Part 2: COVID-19 Student Case Rates Across Texas per School District Continued

Author

B.A. Flores

Published

May 4, 2023

Introduction

This analysis is an extension of the previous study of observing COVID-19 student case rates across Texas per school district. As what was found in the previous observation of the data there was no truly strong association present. Although occupants per room was statistically significant the amount of actual change that took place was extremely small and the models explained little of the overall interactions that were being had with the dependent variable. The following link will direct you to observe that article with the statistical findings and present literature for this study here.

From that previous study one of the biggest overall findings was the composition of the Top 10 school districts that are observed that had the highest COVID-19 student infection rate. The majority of those school districts were from the San Antonio area. This expressing that the pandemic hit the city of San Antonio, Texas especially hard when observing student COVID-19 cases.

This current analysis will be further observing our key outcome variable among other predictor variables to see what may help explain any trends that may have occurred across those 134 school districts in the state of Texas from the time periods of August 2, 2021 - March 13, 2022.

Data & Methods

Sample

For my research to be done for this class I will analyze a dataset that is a synthesis of 3 different sources of data to help observe COVID-19 cases for those who were infected while attending public school per district. The COVID-19 case data comes from Texas Department of State Health Services observing the time periods of August 2, 2021 - March 13, 2022 for both students and staff.

I then add information of school characteristics from the Common Core of Data (CCD) for the years of 2020-2021. These school characteristics consist of student/teacher ratio, type of school, among others.

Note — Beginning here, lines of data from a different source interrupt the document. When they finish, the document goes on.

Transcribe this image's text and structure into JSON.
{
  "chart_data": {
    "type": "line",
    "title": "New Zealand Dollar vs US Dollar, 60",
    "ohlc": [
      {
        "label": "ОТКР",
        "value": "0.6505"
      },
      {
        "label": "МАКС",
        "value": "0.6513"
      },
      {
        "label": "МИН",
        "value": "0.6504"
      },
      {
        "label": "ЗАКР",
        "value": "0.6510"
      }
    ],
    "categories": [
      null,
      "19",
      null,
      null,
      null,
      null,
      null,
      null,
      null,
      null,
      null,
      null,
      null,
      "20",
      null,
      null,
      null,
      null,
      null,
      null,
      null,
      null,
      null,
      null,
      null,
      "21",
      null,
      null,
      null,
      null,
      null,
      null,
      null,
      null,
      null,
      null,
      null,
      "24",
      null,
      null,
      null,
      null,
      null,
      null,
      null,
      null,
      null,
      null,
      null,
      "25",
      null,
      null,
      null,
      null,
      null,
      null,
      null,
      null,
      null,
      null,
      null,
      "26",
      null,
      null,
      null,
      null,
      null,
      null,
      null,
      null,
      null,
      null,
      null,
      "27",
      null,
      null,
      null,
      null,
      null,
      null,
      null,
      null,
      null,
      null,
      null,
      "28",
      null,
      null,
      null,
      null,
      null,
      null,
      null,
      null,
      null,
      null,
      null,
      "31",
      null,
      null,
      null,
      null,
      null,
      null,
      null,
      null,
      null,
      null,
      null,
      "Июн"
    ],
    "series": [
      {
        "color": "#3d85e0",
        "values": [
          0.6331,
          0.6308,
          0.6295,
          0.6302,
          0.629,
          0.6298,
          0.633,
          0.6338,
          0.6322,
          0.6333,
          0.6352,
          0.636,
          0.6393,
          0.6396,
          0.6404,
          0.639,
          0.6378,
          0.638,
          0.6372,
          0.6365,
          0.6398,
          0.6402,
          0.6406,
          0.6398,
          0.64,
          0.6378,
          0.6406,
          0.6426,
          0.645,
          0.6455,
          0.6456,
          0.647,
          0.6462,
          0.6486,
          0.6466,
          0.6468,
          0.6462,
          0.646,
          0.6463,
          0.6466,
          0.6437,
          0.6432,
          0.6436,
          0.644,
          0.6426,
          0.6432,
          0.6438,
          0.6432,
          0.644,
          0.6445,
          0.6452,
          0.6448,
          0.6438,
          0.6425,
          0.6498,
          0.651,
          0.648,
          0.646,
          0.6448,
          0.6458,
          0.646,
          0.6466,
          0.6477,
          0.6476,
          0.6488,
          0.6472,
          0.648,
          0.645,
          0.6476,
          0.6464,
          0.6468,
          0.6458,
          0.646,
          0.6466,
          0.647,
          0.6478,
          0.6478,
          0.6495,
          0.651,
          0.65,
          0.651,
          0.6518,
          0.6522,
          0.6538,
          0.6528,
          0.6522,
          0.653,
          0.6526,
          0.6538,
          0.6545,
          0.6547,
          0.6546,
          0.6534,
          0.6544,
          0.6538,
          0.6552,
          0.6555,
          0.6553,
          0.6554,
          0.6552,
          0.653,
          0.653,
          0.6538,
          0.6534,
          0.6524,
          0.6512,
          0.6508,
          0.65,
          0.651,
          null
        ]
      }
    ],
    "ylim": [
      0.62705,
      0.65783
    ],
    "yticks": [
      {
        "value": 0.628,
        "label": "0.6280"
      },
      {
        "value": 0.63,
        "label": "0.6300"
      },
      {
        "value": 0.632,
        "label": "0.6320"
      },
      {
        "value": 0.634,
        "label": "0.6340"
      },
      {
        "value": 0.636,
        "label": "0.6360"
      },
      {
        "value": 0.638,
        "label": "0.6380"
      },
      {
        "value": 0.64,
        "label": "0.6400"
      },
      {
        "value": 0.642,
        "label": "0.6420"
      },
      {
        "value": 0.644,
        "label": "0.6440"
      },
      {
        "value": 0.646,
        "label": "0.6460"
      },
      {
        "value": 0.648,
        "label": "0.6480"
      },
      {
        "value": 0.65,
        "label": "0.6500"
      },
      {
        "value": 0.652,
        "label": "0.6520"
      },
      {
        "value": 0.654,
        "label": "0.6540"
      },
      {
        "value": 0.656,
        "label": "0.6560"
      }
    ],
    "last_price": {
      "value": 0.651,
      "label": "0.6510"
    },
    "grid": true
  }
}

Finally, data from the National Center for Education Statistics was used observing district level data for both children and parents of those school districts. These added predictors help give an even further demographic detailed description of the school districts. This data from the NCES are 5 year estimates observing the years 2015 – 2019.

By observing these 3 separate sources of data collectively it will allow to be able to observe any possible health disparities regarding COVID-19. The data set itself is Bexar County focused, being that all public school districts in Bexar County are observed in this data. As well as all immediate surrounding counties to Bexar are also observed.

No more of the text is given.